Les facteurs de risque de dyslipidémie incluaient l’âge avancé, l’utilisation d’inhibiteurs de protéase (IP) et une durée prolongée de TAR. Les IP étaient associés à des élévations du CT et des TG. La durée du TAR influençait également la récupération du HDL-C. L’hyperuricémie diminuait avec le temps sous TAR, suggérant un effet bénéfique du traitement.

Discussion

Cette étude met en lumière les défis de la normalisation immunitaire et les perturbations métaboliques chez les femmes sous TAR en Chine.

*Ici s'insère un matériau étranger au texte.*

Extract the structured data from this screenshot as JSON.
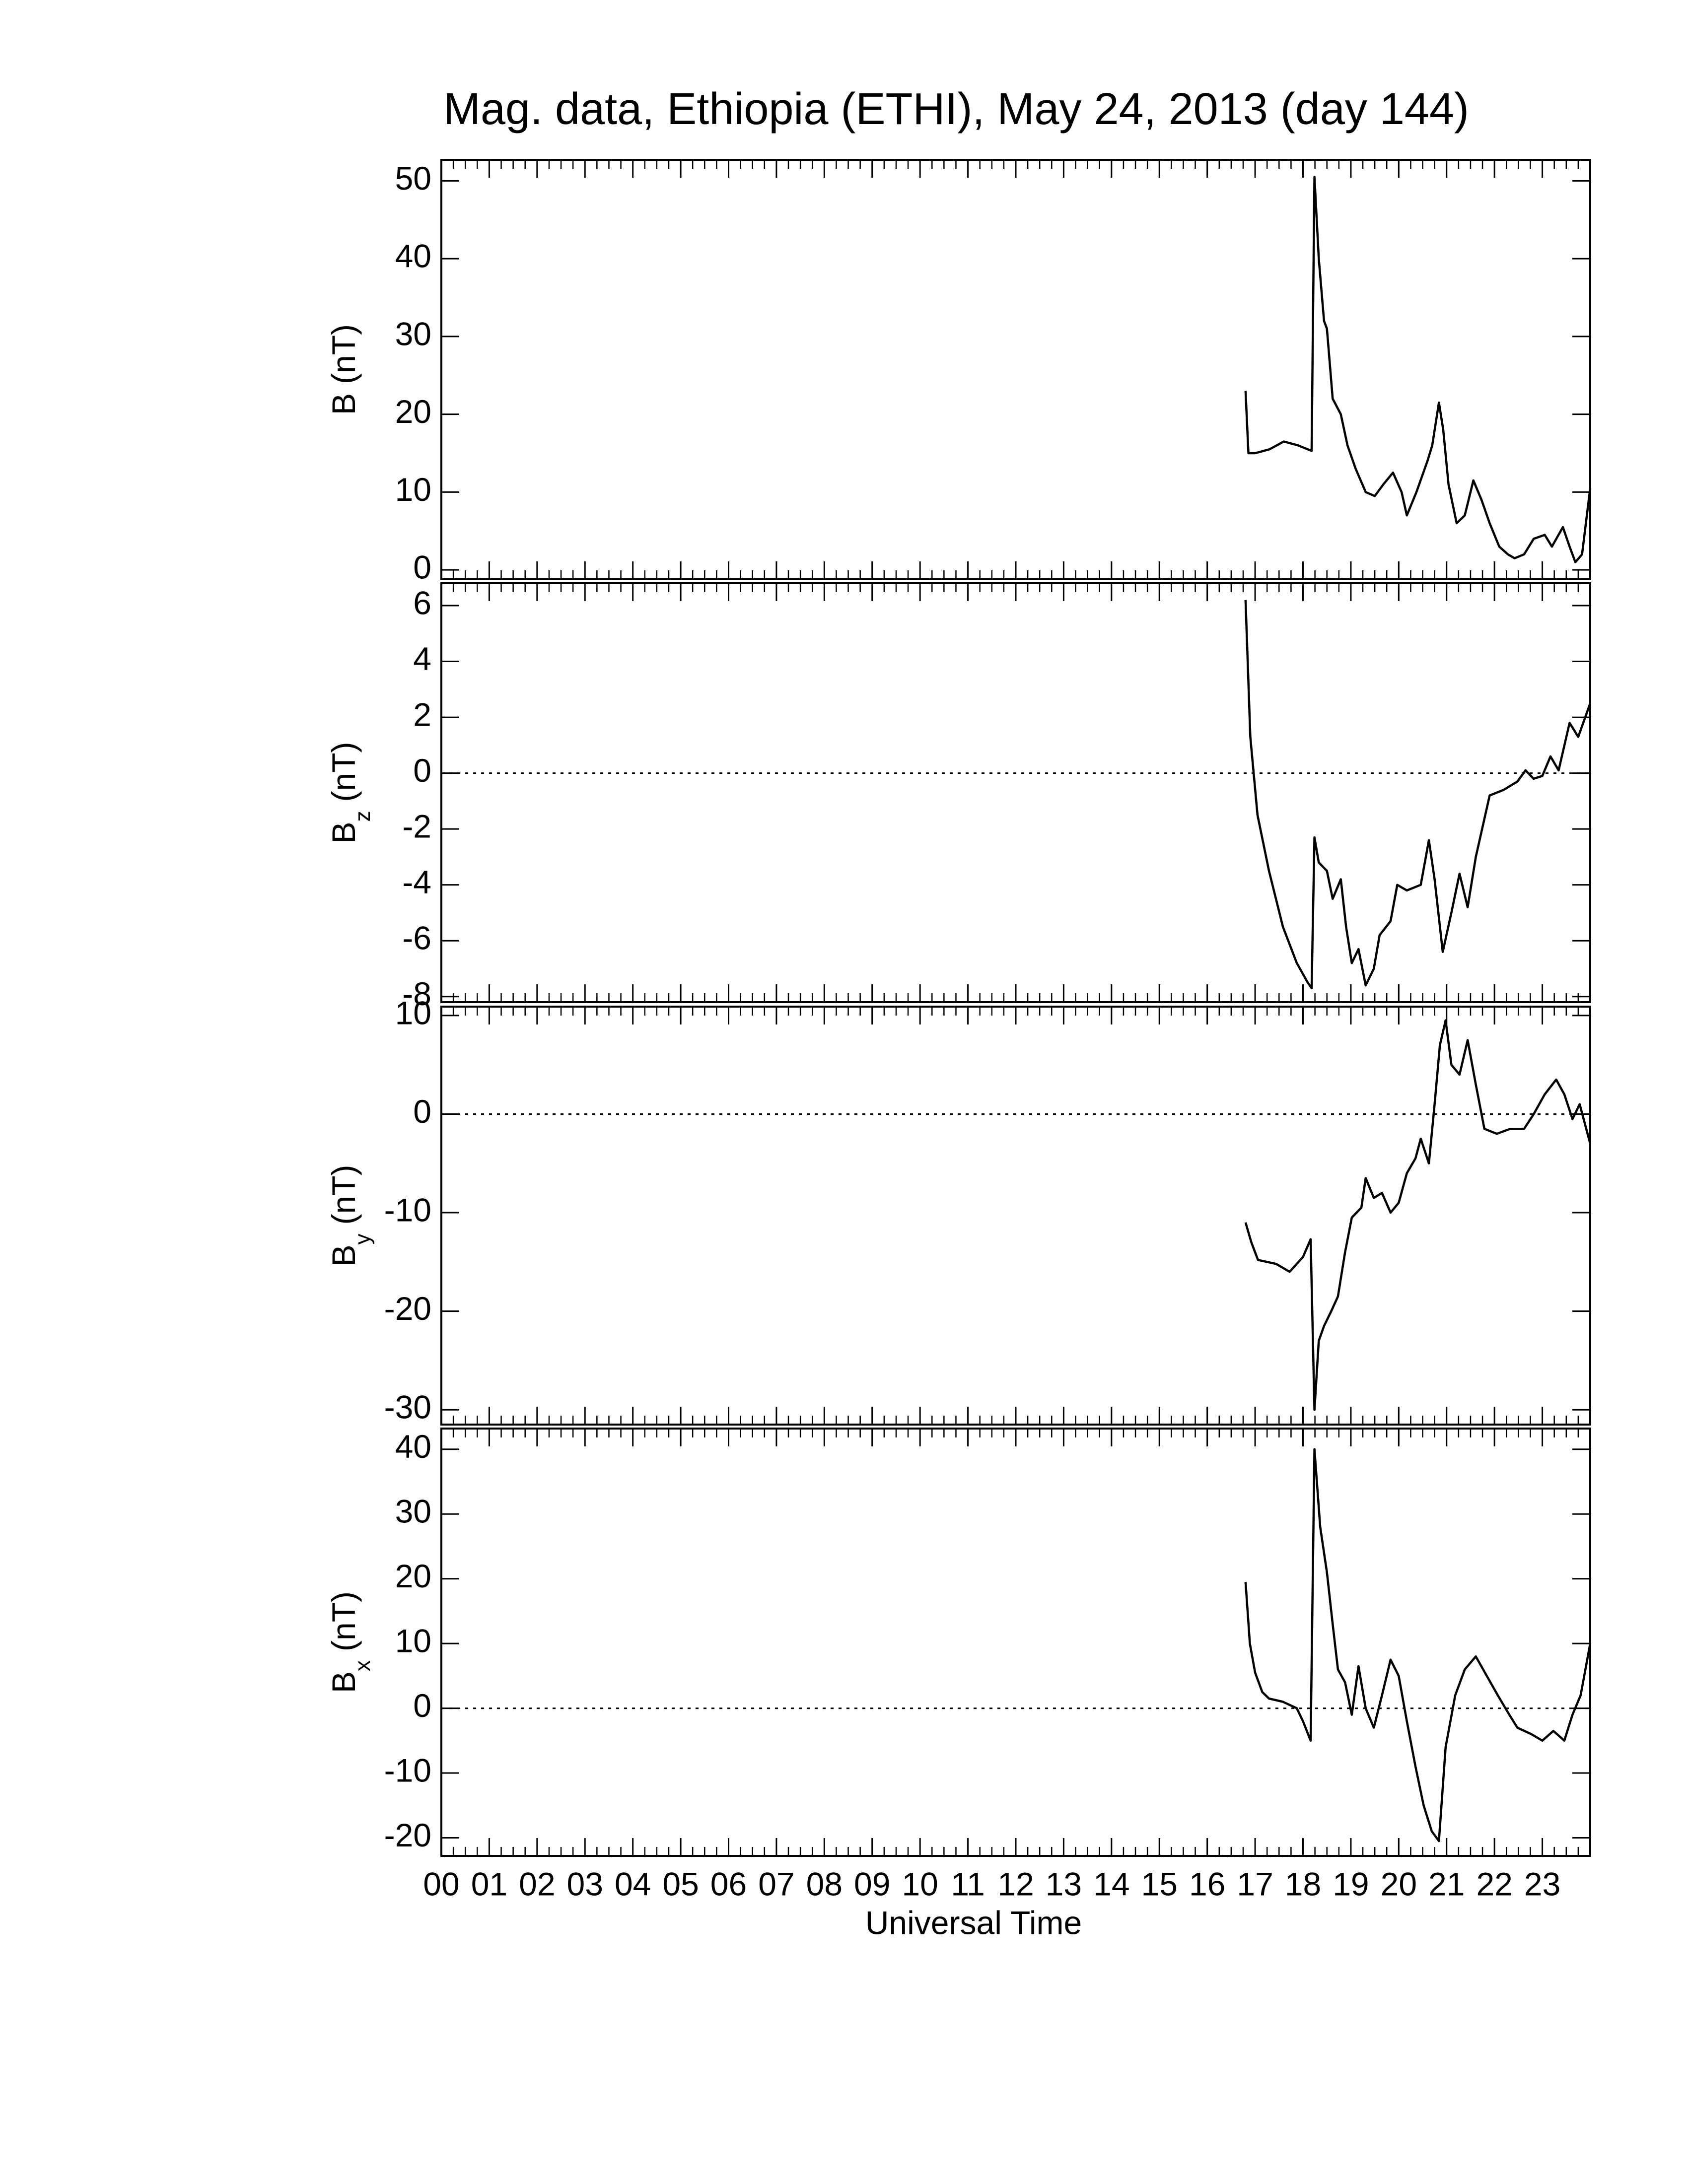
{
  "chart_data": [
    {
      "type": "line",
      "title": "Mag. data, Ethiopia (ETHI), May 24, 2013 (day 144)",
      "ylabel": {
        "symbol": "B",
        "unit": "(nT)"
      },
      "xlim": [
        0,
        24
      ],
      "ylim": [
        -1.2,
        52.7
      ],
      "yticks": [
        0,
        10,
        20,
        30,
        40,
        50
      ],
      "color": "#000000",
      "x": [
        16.8,
        16.86,
        17.0,
        17.3,
        17.6,
        17.9,
        18.1,
        18.18,
        18.24,
        18.33,
        18.44,
        18.5,
        18.62,
        18.79,
        18.93,
        19.1,
        19.31,
        19.5,
        19.68,
        19.88,
        20.06,
        20.17,
        20.37,
        20.6,
        20.7,
        20.84,
        20.93,
        21.04,
        21.21,
        21.38,
        21.56,
        21.73,
        21.9,
        22.1,
        22.28,
        22.42,
        22.62,
        22.82,
        23.05,
        23.2,
        23.43,
        23.57,
        23.69,
        23.83,
        24.0
      ],
      "values": [
        23,
        15,
        15,
        15.5,
        16.5,
        16,
        15.5,
        15.3,
        50.5,
        40,
        32,
        31,
        22,
        20,
        16,
        13,
        10,
        9.5,
        11,
        12.5,
        10,
        7,
        10,
        14,
        16,
        21.5,
        18,
        11,
        6,
        7,
        11.5,
        9,
        6,
        3,
        2,
        1.5,
        2,
        4,
        4.5,
        3,
        5.5,
        3,
        1,
        2,
        10.5
      ]
    },
    {
      "type": "line",
      "ylabel": {
        "symbol": "B",
        "subscript": "z",
        "unit": "(nT)"
      },
      "xlim": [
        0,
        24
      ],
      "ylim": [
        -8.2,
        6.8
      ],
      "yticks": [
        -8,
        -6,
        -4,
        -2,
        0,
        2,
        4,
        6
      ],
      "zero_line": true,
      "color": "#000000",
      "x": [
        16.8,
        16.9,
        17.05,
        17.29,
        17.58,
        17.87,
        18.1,
        18.18,
        18.24,
        18.33,
        18.5,
        18.62,
        18.79,
        18.9,
        19.02,
        19.16,
        19.31,
        19.48,
        19.6,
        19.83,
        19.97,
        20.17,
        20.46,
        20.63,
        20.75,
        20.92,
        21.1,
        21.27,
        21.44,
        21.61,
        21.9,
        22.19,
        22.48,
        22.65,
        22.82,
        23.0,
        23.17,
        23.34,
        23.57,
        23.75,
        24.0
      ],
      "values": [
        6.2,
        1.3,
        -1.5,
        -3.5,
        -5.5,
        -6.8,
        -7.5,
        -7.7,
        -2.3,
        -3.2,
        -3.5,
        -4.5,
        -3.8,
        -5.5,
        -6.8,
        -6.3,
        -7.6,
        -7,
        -5.8,
        -5.3,
        -4,
        -4.2,
        -4,
        -2.4,
        -3.8,
        -6.4,
        -5,
        -3.6,
        -4.8,
        -3,
        -0.8,
        -0.6,
        -0.3,
        0.1,
        -0.2,
        -0.1,
        0.6,
        0.1,
        1.8,
        1.3,
        2.5
      ]
    },
    {
      "type": "line",
      "ylabel": {
        "symbol": "B",
        "subscript": "y",
        "unit": "(nT)"
      },
      "xlim": [
        0,
        24
      ],
      "ylim": [
        -31.5,
        10.9
      ],
      "yticks": [
        -30,
        -20,
        -10,
        0,
        10
      ],
      "zero_line": true,
      "color": "#000000",
      "x": [
        16.8,
        16.92,
        17.06,
        17.44,
        17.72,
        18.0,
        18.16,
        18.24,
        18.33,
        18.44,
        18.59,
        18.73,
        18.88,
        19.02,
        19.22,
        19.31,
        19.48,
        19.65,
        19.83,
        20.0,
        20.17,
        20.35,
        20.46,
        20.63,
        20.75,
        20.86,
        20.98,
        21.1,
        21.27,
        21.44,
        21.61,
        21.79,
        22.05,
        22.33,
        22.62,
        22.82,
        23.05,
        23.29,
        23.46,
        23.63,
        23.78,
        24.0
      ],
      "values": [
        -11,
        -13,
        -14.8,
        -15.2,
        -16,
        -14.5,
        -12.7,
        -30,
        -23,
        -21.5,
        -20,
        -18.5,
        -14,
        -10.5,
        -9.5,
        -6.5,
        -8.5,
        -8,
        -10,
        -9,
        -6,
        -4.5,
        -2.5,
        -5,
        1,
        7,
        9.5,
        5,
        4,
        7.5,
        3,
        -1.5,
        -2,
        -1.5,
        -1.5,
        0,
        2,
        3.5,
        2,
        -0.5,
        1,
        -3
      ]
    },
    {
      "type": "line",
      "ylabel": {
        "symbol": "B",
        "subscript": "x",
        "unit": "(nT)"
      },
      "xlabel": "Universal Time",
      "xlim": [
        0,
        24
      ],
      "ylim": [
        -22.8,
        43.2
      ],
      "yticks": [
        -20,
        -10,
        0,
        10,
        20,
        30,
        40
      ],
      "zero_line": true,
      "color": "#000000",
      "xticks": [
        {
          "value": 0,
          "label": "00"
        },
        {
          "value": 1,
          "label": "01"
        },
        {
          "value": 2,
          "label": "02"
        },
        {
          "value": 3,
          "label": "03"
        },
        {
          "value": 4,
          "label": "04"
        },
        {
          "value": 5,
          "label": "05"
        },
        {
          "value": 6,
          "label": "06"
        },
        {
          "value": 7,
          "label": "07"
        },
        {
          "value": 8,
          "label": "08"
        },
        {
          "value": 9,
          "label": "09"
        },
        10,
        11,
        12,
        13,
        14,
        15,
        16,
        17,
        18,
        19,
        20,
        21,
        22,
        23
      ],
      "x": [
        16.8,
        16.89,
        17.0,
        17.15,
        17.29,
        17.58,
        17.87,
        18.0,
        18.16,
        18.24,
        18.36,
        18.5,
        18.62,
        18.73,
        18.88,
        19.02,
        19.16,
        19.31,
        19.48,
        19.65,
        19.83,
        20.0,
        20.17,
        20.35,
        20.52,
        20.69,
        20.84,
        20.98,
        21.18,
        21.38,
        21.61,
        21.84,
        22.07,
        22.31,
        22.48,
        22.77,
        23.0,
        23.23,
        23.46,
        23.63,
        23.8,
        24.0
      ],
      "values": [
        19.5,
        10,
        5.5,
        2.5,
        1.5,
        1,
        0,
        -2,
        -5,
        40,
        28,
        21,
        13,
        6,
        4,
        -1,
        6.5,
        0,
        -3,
        2,
        7.5,
        5,
        -2,
        -9,
        -15,
        -19,
        -20.5,
        -6,
        2,
        6,
        8,
        5,
        2,
        -1,
        -3,
        -4,
        -5,
        -3.5,
        -5,
        -1,
        2,
        10
      ]
    }
  ]
}
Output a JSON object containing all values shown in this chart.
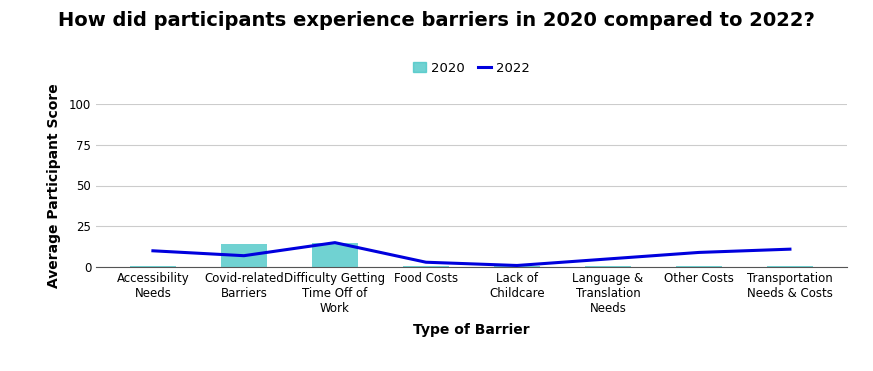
{
  "title": "How did participants experience barriers in 2020 compared to 2022?",
  "xlabel": "Type of Barrier",
  "ylabel": "Average Participant Score",
  "categories": [
    "Accessibility\nNeeds",
    "Covid-related\nBarriers",
    "Difficulty Getting\nTime Off of\nWork",
    "Food Costs",
    "Lack of\nChildcare",
    "Language &\nTranslation\nNeeds",
    "Other Costs",
    "Transportation\nNeeds & Costs"
  ],
  "bar_2020": [
    0.5,
    14.0,
    15.0,
    0.5,
    0.5,
    0.5,
    0.5,
    0.5
  ],
  "line_2022": [
    10.0,
    7.0,
    15.0,
    3.0,
    1.0,
    5.0,
    9.0,
    11.0
  ],
  "bar_color": "#40C4C4",
  "line_color": "#0000DD",
  "bar_alpha": 0.75,
  "ylim": [
    0,
    100
  ],
  "yticks": [
    0,
    25,
    50,
    75,
    100
  ],
  "legend_2020": "2020",
  "legend_2022": "2022",
  "title_fontsize": 14,
  "axis_label_fontsize": 10,
  "tick_fontsize": 8.5,
  "background_color": "#ffffff",
  "grid_color": "#cccccc"
}
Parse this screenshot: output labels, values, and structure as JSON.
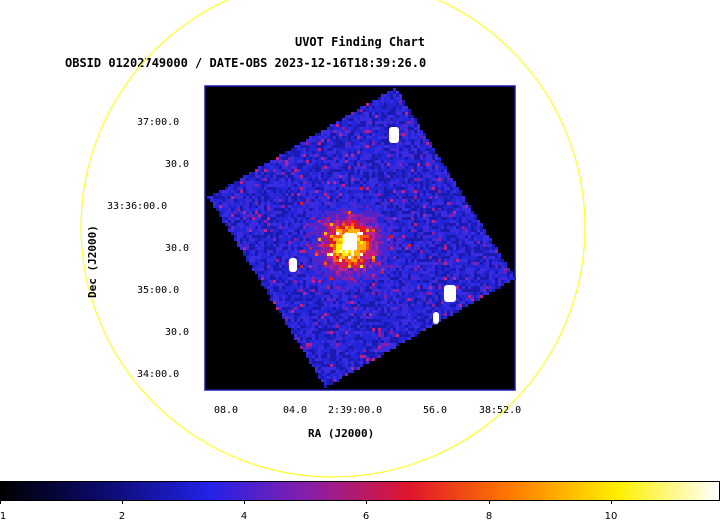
{
  "title": "UVOT Finding Chart",
  "subtitle": "OBSID 01202749000 / DATE-OBS 2023-12-16T18:39:26.0",
  "dec_axis": {
    "label": "Dec (J2000)",
    "ticks": [
      "37:00.0",
      "30.0",
      "33:36:00.0",
      "30.0",
      "35:00.0",
      "30.0",
      "34:00.0"
    ]
  },
  "ra_axis": {
    "label": "RA (J2000)",
    "ticks": [
      "08.0",
      "04.0",
      "2:39:00.0",
      "56.0",
      "38:52.0"
    ]
  },
  "colorbar": {
    "labels": [
      "1",
      "2",
      "4",
      "6",
      "8",
      "10"
    ],
    "colors": [
      "#000000",
      "#0b0a6b",
      "#2222e8",
      "#8a1ea8",
      "#e0162a",
      "#ff7a00",
      "#fff000",
      "#ffffff"
    ]
  },
  "colors": {
    "circle": "#ffff33",
    "frame": "#1a1aa8",
    "background": "#000000"
  }
}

Reconstitution immunitaire

Seulement 38,2 % des participantes ont normalisé leur rapport CD4/CD8, avec un pic de reconstitution lors de la deuxième année de TAR, reflétant les trois phases décrites de récupération immunitaire. Un comptage CD4 initial <200 cellules/mL compromet significativement la normalisation, soulignant l’importance d’initier précocement le TAR.

Anomalies métaboliques

La prévalence élevée de dyslipidémie et l’impact des IP sur le profil lipidique corroborent les données existantes. La diminution de l’hyperuricémie suggère un rôle bénéfique du TAR sur le métabolisme de l’acide urique. Néanmoins, la persistance d’anomalies hépatiques/rénales nécessite une surveillance attentive.

Implications cliniques

Une surveillance étroite des paramètres métaboliques et une initiation précoce du TAR sont cruciales pour optimiser le pronostic. Ces résultats plaident pour des recherches spécifiques au genre afin d’adapter les stratégies thérapeutiques aux besoins des femmes vivant avec le VIH.

Conclusion

Cette étude longitudinale démontre qu’une normalisation du rapport CD4/CD8 est réalisable avec un TAR précoce et prolongé, bien que la reconstitution immunitaire reste incomplète. Les anomalies métaboliques, particulièrement la dyslipidémie, sont fréquentes et influencées par le schéma thérapeutique. Une prise en charge globale intégrant le monitoring immunologique et métabolique est essentielle pour améliorer la qualité de vie des patientes.